Monday, December 22, 2008


Romanesko, whom I trust, links to the Weekly Standard, which I don't trust, in which appears a story about the travails of Detroit, the hook being Charlie LeDuff, the former NY Times phenom who came home to work at the Detroit News.

It's a feature story with all the vividness and point-of-view that make that genre both irresistible and elusive. Never take a feature story as your only point of reference. Triangulate. But the essence of a good feature story is its subjectivity, its invested emotion, its ability to make us see and hear, which is another way of describing its tunnel vision and tunnel listening, and we all know how focus on the fine print can obscure the big picture.

And we all know how the big picture can be a lie, for the world is pointillist, and we -- you, me, Rick Warren and Rahm Emmanuel -- are those points. So back to my thesis sentence: Triangulate.
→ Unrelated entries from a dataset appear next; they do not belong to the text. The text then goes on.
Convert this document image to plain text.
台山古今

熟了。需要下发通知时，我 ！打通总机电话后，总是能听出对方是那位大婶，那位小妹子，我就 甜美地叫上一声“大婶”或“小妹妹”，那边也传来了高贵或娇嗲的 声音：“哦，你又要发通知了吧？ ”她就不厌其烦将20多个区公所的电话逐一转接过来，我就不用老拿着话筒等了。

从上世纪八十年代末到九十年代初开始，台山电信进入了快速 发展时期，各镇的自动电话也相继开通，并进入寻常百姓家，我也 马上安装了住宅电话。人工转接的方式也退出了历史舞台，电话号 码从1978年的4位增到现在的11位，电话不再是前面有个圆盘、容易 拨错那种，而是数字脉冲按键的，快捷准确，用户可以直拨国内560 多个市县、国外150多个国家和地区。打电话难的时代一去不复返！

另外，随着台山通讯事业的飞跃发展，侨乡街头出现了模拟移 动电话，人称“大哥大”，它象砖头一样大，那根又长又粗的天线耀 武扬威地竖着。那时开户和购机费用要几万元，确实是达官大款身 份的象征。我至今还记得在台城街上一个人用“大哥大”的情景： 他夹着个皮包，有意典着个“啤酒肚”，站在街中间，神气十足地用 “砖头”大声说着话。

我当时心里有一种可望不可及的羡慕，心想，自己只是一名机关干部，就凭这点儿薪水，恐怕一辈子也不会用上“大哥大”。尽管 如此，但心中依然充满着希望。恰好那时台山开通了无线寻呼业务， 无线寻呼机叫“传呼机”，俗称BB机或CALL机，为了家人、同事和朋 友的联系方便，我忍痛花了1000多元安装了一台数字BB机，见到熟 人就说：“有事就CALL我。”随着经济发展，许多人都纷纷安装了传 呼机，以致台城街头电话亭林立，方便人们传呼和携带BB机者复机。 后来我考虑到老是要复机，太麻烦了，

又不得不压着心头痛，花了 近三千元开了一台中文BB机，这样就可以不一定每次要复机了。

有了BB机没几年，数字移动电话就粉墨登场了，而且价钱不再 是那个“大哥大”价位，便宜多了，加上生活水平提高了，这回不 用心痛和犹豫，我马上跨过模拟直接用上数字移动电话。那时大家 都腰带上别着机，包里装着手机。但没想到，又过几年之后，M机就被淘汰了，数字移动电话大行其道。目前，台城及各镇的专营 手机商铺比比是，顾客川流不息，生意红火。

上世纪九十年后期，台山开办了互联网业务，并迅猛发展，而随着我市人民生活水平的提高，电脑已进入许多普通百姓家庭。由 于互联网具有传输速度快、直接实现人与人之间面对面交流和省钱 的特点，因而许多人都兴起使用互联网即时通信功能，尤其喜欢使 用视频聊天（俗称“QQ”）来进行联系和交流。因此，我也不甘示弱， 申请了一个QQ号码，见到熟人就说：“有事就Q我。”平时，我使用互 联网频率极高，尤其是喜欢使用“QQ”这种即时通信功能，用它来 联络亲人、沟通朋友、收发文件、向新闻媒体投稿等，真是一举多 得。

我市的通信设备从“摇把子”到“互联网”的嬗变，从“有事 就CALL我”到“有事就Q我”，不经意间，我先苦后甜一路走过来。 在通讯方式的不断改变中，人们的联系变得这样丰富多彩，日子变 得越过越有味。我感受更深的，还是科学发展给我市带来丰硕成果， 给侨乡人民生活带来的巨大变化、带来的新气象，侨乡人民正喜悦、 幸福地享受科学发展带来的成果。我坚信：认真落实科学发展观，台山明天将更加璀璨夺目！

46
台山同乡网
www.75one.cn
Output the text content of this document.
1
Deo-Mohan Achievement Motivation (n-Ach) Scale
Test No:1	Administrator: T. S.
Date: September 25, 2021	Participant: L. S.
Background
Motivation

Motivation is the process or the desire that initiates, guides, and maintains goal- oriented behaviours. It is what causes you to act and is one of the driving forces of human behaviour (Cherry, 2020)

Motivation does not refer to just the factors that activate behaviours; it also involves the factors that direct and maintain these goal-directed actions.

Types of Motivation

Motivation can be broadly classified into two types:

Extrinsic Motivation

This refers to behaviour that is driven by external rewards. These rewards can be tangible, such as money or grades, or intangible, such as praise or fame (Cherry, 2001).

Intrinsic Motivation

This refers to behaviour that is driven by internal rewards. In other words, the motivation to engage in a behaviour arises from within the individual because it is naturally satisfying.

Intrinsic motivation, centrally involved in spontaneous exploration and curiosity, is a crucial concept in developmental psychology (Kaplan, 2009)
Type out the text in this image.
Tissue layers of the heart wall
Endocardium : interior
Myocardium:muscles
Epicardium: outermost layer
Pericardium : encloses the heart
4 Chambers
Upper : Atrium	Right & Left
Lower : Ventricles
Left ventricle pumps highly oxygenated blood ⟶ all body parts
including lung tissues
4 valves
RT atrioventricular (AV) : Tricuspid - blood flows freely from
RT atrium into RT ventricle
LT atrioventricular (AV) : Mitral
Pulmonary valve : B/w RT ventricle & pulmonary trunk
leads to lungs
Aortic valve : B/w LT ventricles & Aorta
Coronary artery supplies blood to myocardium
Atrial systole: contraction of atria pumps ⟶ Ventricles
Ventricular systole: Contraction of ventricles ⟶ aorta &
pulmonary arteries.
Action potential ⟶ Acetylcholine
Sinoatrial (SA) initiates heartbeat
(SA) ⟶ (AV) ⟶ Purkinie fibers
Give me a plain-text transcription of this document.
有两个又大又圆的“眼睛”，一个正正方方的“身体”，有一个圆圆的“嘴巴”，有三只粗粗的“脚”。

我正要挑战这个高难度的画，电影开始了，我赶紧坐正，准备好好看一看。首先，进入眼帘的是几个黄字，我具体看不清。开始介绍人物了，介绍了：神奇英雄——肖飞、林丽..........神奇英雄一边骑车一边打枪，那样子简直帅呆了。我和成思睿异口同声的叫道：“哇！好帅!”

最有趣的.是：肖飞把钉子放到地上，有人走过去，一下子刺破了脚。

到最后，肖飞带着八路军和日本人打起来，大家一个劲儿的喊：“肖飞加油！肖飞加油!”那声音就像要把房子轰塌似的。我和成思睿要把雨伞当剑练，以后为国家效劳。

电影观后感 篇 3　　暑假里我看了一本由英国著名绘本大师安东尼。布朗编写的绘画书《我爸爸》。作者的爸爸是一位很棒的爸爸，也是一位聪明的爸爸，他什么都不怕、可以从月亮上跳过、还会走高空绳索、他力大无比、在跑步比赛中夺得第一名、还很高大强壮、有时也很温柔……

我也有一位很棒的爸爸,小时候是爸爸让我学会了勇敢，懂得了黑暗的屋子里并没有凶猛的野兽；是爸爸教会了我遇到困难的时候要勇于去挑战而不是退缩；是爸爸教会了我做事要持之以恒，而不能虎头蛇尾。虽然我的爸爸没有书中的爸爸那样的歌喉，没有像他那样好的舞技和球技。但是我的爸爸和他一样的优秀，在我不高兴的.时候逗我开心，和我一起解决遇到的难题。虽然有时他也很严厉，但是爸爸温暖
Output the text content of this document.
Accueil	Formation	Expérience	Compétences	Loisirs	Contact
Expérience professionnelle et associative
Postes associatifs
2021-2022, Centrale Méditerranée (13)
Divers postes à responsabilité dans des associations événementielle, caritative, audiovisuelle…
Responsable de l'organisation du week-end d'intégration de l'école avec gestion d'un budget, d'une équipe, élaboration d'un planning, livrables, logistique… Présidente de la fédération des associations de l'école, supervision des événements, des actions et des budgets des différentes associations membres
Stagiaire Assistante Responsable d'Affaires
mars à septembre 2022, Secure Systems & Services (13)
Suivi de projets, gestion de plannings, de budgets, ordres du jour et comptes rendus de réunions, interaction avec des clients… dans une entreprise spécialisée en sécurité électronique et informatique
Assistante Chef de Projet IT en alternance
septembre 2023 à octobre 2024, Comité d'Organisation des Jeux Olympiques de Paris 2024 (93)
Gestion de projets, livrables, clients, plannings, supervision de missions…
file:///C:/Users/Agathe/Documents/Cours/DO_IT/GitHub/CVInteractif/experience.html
The Weekly Standard's view of Detroit is bleak but sympathetic to the city's decent citizens, whatever larger political agenda uses that bleakness as a trampoline. And I know Detroit's situation is bleak, though my firsthand knowledge is out of date.

My wife is from Detroit Metro, and I worked one summer in the Ford River Rouge plant and one summer in the Great Lakes Steel plant, and I liked Detroit then, warts and all. But today: I know it's bad. We hear things. We keep in touch. The Weekly Standard story suggests the situation is appalling, and the fact the Weekly Standard salivates over stories about Democratic hellholes doesn't mean Democratic hellholes don't exist.

(All those Republican hellholes -- let us say Wall Street -- which differ from Detroit just to this extent: The ---holes pour down the hell on us, and laugh.)

Quite a story, though. I'll send it to my man Boileau for his reaction. One great paragraph describing a Detroit firehouse, which I could use in reporting class but probably won't even though it touches on the issues of accurate quotation and protecting sources.

I ask how this could be, where is their funding? "I'll tell you what happened to our funding," Nevin says, stomping over to pick up a newspaper with a picture of Kwame's mistress copping a plea. "Kwame Kilpatrick, who is a f--ing retard. There's 20 years of Coleman Young, who is a f--ing retard." He doesn't limit it to black Detroit politicians. He suggests that Congressman Sandy Levin, who represents most of Detroit's northeastern suburbs, "can suck my nuts." Nevin is furious. His friend is dead. He's tired of do-nothing politicians who cuddle up to firemen like kewpie dolls during election time, then underfund them and fail to demolish the thousands and thousands of structures that burn again and again. The surprise isn't that Walt's dead, it's that more of them aren't. (When I ask Nevin later if he wants to exhibit such candor, he reconsiders, "You'd better have Levin kiss my balls," he says, much more gingerly.)